Il y en a qui interpretent, avec Plutarque, cette défense des charges de la république; car on sait que plusieurs peuples de la Grece se servoient des feves au lieu de petites pierres, pour l'élection de leurs magistrats. A Athenes, la feve blanche désignoit la réception, l'absolution, la réjection, la condamnation, & la noire. Ainsi, selon Plutarque, Pythagore recommandoit ici figurément à ses disciples, de préférer une vie privée toûjours sûre & tranquille, aux magistratures pleines de troubles & de dangers.

Enfin plusieurs anciens & modernes cherchent [p. 651] dans la philosophie de Pythagore, l'explication naturelle de son précepte; & ces derniers me semblent approcher le plus près de la vérité. En effet Pythagore avoit enseigné que la feve étoit née en même tems que l'homme, & formée de la même corruption: or comme il trouvoit dans la feve je ne sai quelle ressemblance avec les corps animés, il ne doutoit point qu'elle n'eût aussi une ame sujette comme les autres aux vicissitudes de la transmigration, & par conséquent que quelques - uns de ses parens ne fussent devenus seves; de - là le respect qu'il avoit pour ce légume, & l'interdiction de son usage à tous ses disciples.

Cette opinion de Pythagore que nous venons d'exposer, n'est point un sentiment qu'on lui prete; elle se trouve détaillée dans la vie que Porphyre a faite de ce philosophe.
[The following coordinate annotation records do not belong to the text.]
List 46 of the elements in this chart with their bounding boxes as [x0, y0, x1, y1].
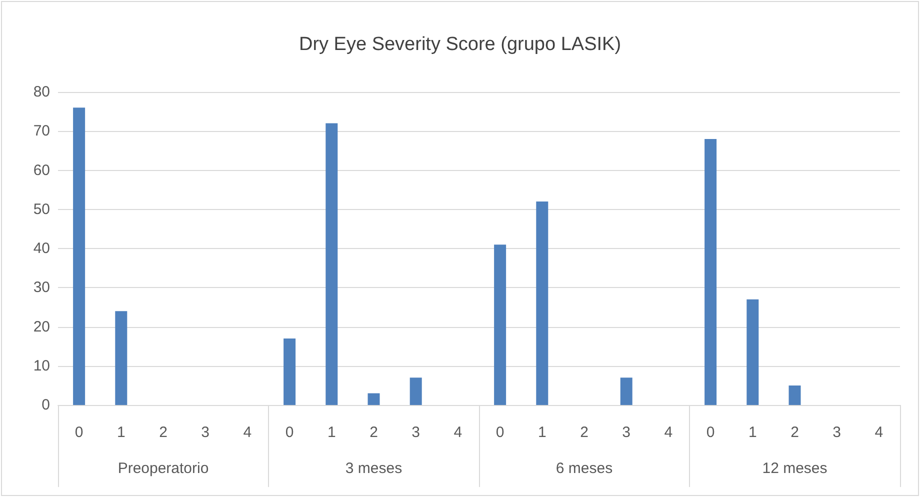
- bar: [788, 385, 801, 405]
- bar: [410, 378, 422, 405]
- text: 3 meses: [345, 460, 402, 477]
- bar: [494, 244, 506, 405]
- y-tick-label: 30: [33, 279, 50, 296]
- x-tick-label: 0: [496, 424, 504, 441]
- bar: [704, 138, 717, 405]
- chart-title: Dry Eye Severity Score (grupo LASIK): [298, 34, 622, 55]
- x-tick-label: 0: [74, 424, 84, 441]
- bar: [326, 123, 338, 405]
- y-tick-label: 70: [33, 122, 50, 140]
- x-tick-label: 4: [874, 424, 884, 441]
- bar: [284, 338, 296, 405]
- bar: [620, 378, 632, 405]
- x-tick-label: 4: [664, 424, 673, 441]
- x-tick-label: 1: [748, 424, 757, 441]
- text: Preoperatorio: [118, 460, 209, 477]
- y-tick-label: 40: [33, 240, 50, 257]
- x-tick-label: 2: [580, 424, 588, 441]
- x-tick-label: 3: [832, 424, 842, 441]
- bar: [73, 108, 86, 405]
- text: 6 meses: [556, 460, 613, 477]
- bar: [368, 393, 380, 405]
- x-tick-label: 2: [370, 424, 378, 441]
- bar: [746, 299, 759, 405]
- x-tick-label: 0: [706, 424, 715, 441]
- x-tick-label: 4: [454, 424, 462, 441]
- bar: [115, 311, 128, 405]
- x-tick-label: 2: [790, 424, 799, 441]
- x-tick-label: 2: [159, 424, 168, 441]
- x-tick-label: 3: [622, 424, 631, 441]
- x-tick-label: 0: [285, 424, 294, 441]
- x-tick-label: 1: [538, 424, 546, 441]
- bar: [536, 202, 548, 405]
- x-tick-label: 1: [116, 424, 126, 441]
- x-tick-label: 3: [412, 424, 420, 441]
- x-tick-label: 3: [201, 424, 210, 441]
- y-tick-label: 80: [33, 84, 50, 100]
- y-tick-label: 50: [33, 200, 50, 218]
- text: 12 meses: [762, 460, 828, 477]
- y-tick-label: 0: [42, 396, 50, 414]
- y-tick-label: 60: [33, 162, 50, 179]
- x-tick-label: 4: [243, 424, 252, 441]
- y-tick-label: 10: [33, 357, 50, 374]
- y-tick-label: 20: [33, 318, 50, 336]
- x-tick-label: 1: [327, 424, 336, 441]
Aussi Horace, qui long - tems avant Porphyre ne doutoit point que cette idée de transmigration ne sut celle de Pythagore, s'en est moqué plaisamment dans une de ses satyres:

O quando faba Pythagoroe cognata, simulque Uncta satis pingui ponentur oluscula lardo? Sat. vj. lib. II. V. 63. « Quand pourrai - je, dit - il, dans mes repas rustiques, en depit de Pythagore, me régaler d'un plat de feves, & manger à discrétion de mes légumes, nourries de petit - lard »?

Au reste le lecteur est maître de consulter sur cette matiere Vossius, de Idolol. lib. III. cap. xxxv. l. IV. cap. xcvij. lib. V. cap. xj. xij. xxv. & xljx. & quelques auteurs qui ont développé le système de Pythagore. Voyez aussi Pythagoriciens. Article de M. le Chevalier de Jaucourt.